Re:Remote X servers?

And no, I haven't yet heared of "web daemons", "NNTP daemons" or "IRC daemons".

Uh, what do you think, exactly, the 'd' in httpd, nntpd and ircd stands for?

Re:IMHO

[jmorris42]

> Can someone spare me reading the article and let me know if DRI is still possible without root?

Yup, this whole thing rests on the new kernel modesetting. That was the last thing that required root to be able to directly frob bits on the video card. DRI also goes into the kernel as it should. The kernel is supposed to own all of the hardware and expose safe APIs for user apps to access it. For historical reasons video has been the exception to that rule. No longer.

Re:Correct me if im wrong

[metamatic]

The X server is the program on the local machine that displays the pixels.

The program you run on some other system via the net is the client, even if the thing it's running on is called a server.

The X server traditionally runs as root. You are likely unaware of this because it's started automatically as part of the init process.

The X server running as root is independent of whether the X client is running as root.

Have you used Moblin?

[SlickSlacker]

I just loaded it on my Eee PC and it turns the machine into a kiosk. Very unappealing for anyone who actually wants to use their netbook. Its very flashy and friendly if all you do is check your email and browse the web though.

Re:One of the shortcommings in security

[kelnos]

Well, if the flaw is in an X *library*, it doesn't matter, as only the clients (running as the regular user) use those.

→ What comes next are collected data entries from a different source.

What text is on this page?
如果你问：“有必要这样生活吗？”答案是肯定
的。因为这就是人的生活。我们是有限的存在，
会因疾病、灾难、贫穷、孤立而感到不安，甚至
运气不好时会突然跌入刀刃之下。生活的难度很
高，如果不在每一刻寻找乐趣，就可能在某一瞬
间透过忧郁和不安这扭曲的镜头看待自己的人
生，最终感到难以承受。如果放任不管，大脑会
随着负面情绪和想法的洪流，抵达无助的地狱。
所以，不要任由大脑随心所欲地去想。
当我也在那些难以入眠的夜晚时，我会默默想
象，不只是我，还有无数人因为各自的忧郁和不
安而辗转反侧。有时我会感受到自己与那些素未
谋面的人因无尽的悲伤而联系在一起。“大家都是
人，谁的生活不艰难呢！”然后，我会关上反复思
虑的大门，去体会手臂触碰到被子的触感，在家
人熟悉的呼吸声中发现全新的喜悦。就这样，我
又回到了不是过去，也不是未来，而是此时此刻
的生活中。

The X server doesn't need or use libX11, libXrandr, libXext, etc. at all.

But yes, true -- any exploitable flaw in the X server itself (or any of the extensions compiled into or loaded dynamically by the server) could result in root access.

Re:IMHO

[jmorris42]

> Sounds like Windows NT 3.5, wonder if it will get moved back into kernel
> space for performance reasons just like NT4 moved video back into kernel space.

Not the same thing. The video hardware belongs in the kernel in exactly the same way as sound, mass storage and the keyboard/mouse do. *NIX and Windows are now alike in that and it is good.

What Windows did was bring most of the next layer up the chain into kernel space. This would be more like putting the whole X server and bits of GTK and/or Qt into the kernel, not just running it as root. Yes it improved performance some, but the security implications are horrific.

Re:frost nixon

[mehemiah]

um, the end of the name of that picture (scrot.png) made it look really suspicious. for the rest who looked at the url of that link before clicking, its of a screenshot taken by the scrot cli screenshot program not a pict of some scrotum. FYI

Re:Is this right ?

[Ash-Fox]

It prevents any exploits for the xserver user from being able to effect the rest of the system outside of the confines of the user and whatever it can interface with graphically. Thus preventing it from gaining control to the rest of the system easily. Plus, selinux, apparmor can likely be enhanced to enforce the rules upon the xserver in other ways when it is running as a user process.

Re:frost nixon

Windows in fact runs (almost) nothing at all as "Administrator". Please find a Windows machine and run Task Manager. There are multiple OS accounts used, like like SYSTEM, LOCAL SERVICE and NETWORK SERVICE, so unlike root on Unix these are shielded from each other and from parts of the system they have no business dealing in. And furthyermore, important parts of the windowing system are implemented as DLLs (shared libraries). Those are run in your process space, and thus under your user account.